The crowd laughed at the unmentioned name of President Donald Trump, and his infamous campaign of vitriol he waged against Kelly.

“No, not him,” Kelly, said laughing. “Well him, too.”

She then named Cohen, and recalled that after the first presidential debate in August 2015, in which Kelly tackled Trump on his misogyny—and after which he opined she had “blood coming out of her wherever”—Cohen had retweeted a tweet from an account that read:

Kelly said, “Michael Cohen retweeted a threat directed very personally against yours truly encouraging folks—and I quote—to ‘gut’ me. To gut me. ‘We can gut her.’” (In full, the tweet read: “#boycottmegynkelly @realDonaldTrump we can gut her.”)
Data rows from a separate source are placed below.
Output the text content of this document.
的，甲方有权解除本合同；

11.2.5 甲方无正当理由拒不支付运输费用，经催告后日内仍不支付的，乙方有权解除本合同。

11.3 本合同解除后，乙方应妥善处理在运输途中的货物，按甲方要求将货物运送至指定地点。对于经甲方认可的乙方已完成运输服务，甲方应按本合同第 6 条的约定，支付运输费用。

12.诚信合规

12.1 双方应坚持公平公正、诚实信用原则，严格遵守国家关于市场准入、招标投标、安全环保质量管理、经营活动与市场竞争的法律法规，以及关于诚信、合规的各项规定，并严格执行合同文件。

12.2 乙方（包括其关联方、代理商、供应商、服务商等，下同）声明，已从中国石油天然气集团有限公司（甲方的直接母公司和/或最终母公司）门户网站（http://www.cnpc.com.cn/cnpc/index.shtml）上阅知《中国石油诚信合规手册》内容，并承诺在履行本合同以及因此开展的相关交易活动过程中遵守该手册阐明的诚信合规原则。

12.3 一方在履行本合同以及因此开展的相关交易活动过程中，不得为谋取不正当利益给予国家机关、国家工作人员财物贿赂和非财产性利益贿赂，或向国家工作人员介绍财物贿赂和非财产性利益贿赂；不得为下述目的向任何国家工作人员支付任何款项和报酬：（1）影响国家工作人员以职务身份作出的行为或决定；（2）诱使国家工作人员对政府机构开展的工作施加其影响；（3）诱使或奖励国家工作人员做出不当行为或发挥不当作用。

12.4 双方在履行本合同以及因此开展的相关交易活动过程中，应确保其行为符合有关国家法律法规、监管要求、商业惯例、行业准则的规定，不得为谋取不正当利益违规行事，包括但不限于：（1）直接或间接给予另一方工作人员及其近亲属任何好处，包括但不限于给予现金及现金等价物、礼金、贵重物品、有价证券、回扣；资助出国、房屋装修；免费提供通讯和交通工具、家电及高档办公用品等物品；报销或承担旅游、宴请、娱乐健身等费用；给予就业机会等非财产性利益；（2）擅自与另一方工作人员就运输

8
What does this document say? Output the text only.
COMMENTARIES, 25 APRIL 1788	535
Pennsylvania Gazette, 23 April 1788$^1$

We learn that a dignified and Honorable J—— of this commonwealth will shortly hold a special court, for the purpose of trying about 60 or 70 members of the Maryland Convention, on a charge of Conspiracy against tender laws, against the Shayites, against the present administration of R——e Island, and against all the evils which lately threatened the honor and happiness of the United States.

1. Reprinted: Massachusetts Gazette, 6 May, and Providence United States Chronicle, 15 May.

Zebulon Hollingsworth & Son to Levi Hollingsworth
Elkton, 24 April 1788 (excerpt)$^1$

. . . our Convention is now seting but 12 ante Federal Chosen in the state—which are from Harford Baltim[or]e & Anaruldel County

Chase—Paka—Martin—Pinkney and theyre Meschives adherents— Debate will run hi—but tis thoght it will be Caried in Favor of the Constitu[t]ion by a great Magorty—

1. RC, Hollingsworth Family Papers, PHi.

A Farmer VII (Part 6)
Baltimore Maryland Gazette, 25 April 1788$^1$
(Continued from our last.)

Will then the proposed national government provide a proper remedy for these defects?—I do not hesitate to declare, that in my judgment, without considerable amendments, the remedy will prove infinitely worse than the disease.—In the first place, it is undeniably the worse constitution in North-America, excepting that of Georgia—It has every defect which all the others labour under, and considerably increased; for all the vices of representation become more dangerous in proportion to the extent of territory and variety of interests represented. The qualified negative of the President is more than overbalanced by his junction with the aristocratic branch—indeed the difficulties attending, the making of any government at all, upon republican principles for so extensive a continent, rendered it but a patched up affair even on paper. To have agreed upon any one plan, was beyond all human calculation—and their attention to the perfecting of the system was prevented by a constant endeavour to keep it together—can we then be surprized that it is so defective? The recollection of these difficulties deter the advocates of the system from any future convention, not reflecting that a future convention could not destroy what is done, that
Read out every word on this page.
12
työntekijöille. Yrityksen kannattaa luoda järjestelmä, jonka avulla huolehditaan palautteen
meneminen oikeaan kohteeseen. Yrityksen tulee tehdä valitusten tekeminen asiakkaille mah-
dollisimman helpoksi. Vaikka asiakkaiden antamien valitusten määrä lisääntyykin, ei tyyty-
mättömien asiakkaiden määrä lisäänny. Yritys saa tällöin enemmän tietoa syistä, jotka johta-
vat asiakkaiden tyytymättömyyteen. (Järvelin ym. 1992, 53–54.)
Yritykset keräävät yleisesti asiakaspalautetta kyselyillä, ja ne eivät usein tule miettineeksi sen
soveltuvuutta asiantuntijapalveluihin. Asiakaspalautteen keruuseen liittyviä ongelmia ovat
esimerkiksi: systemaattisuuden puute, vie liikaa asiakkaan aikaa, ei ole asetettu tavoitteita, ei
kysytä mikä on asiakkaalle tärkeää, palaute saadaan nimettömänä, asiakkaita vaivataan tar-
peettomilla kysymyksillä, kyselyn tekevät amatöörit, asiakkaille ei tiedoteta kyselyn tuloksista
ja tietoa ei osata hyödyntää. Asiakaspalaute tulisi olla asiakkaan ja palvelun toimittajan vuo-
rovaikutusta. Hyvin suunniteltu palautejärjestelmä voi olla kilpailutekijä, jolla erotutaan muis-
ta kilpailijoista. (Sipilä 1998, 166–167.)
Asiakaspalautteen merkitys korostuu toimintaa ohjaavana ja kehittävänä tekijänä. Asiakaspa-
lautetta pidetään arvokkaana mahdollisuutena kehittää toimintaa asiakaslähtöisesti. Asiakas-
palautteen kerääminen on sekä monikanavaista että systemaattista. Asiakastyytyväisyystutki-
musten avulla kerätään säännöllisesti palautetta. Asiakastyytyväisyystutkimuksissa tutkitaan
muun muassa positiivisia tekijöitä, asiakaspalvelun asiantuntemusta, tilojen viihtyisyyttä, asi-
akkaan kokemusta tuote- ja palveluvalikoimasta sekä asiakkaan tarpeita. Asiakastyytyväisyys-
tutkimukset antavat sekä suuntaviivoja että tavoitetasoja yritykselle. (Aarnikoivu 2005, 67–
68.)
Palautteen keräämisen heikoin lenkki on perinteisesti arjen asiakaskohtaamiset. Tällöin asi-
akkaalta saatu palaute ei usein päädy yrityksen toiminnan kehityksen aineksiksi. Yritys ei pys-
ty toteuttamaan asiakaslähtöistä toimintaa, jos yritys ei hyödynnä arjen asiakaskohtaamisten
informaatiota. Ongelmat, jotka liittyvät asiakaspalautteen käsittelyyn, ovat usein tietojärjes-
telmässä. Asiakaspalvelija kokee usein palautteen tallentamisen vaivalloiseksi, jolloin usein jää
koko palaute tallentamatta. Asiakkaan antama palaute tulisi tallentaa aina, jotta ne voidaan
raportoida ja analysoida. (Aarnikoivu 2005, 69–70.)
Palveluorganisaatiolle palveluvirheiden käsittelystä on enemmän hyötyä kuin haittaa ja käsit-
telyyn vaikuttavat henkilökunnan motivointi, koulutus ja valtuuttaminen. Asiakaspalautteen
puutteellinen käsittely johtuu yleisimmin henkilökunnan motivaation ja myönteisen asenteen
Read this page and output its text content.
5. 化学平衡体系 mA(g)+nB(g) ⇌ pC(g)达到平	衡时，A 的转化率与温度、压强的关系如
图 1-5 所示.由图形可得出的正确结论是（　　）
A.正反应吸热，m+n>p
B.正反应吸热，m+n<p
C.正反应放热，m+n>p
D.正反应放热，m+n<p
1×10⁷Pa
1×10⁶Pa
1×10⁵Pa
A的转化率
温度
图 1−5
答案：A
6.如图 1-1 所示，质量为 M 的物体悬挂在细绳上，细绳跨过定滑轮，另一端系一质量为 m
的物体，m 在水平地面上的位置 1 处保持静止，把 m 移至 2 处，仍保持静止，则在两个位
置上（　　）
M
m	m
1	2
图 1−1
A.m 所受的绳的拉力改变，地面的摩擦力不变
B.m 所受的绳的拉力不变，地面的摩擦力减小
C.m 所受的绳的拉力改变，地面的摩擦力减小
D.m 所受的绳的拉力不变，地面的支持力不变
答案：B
“I remember Twitter rushing to enforce its rules,” Kelly said sarcastically, then paused. “No, no I don’t.”

She added, “The point is not to dredge up that old dispute.” (Well, it kind of was, at least in part.) “It’s to say there’s an inconsistency here. Who’s Twitter kidding? Right? Give me a break. Twitter, do better. Do better.”

Not for the first time this week, Megyn Kelly on Harvey Weinsten sounded more like the combative Kelly of Fox News yore than the positive and soft daytime anchor she is presently, and imperfectly, attempting to embody.

After going after Trump and Cohen, Kelly returned to her new persona and next segment: “In more important news: Should your spouse be your best friend?”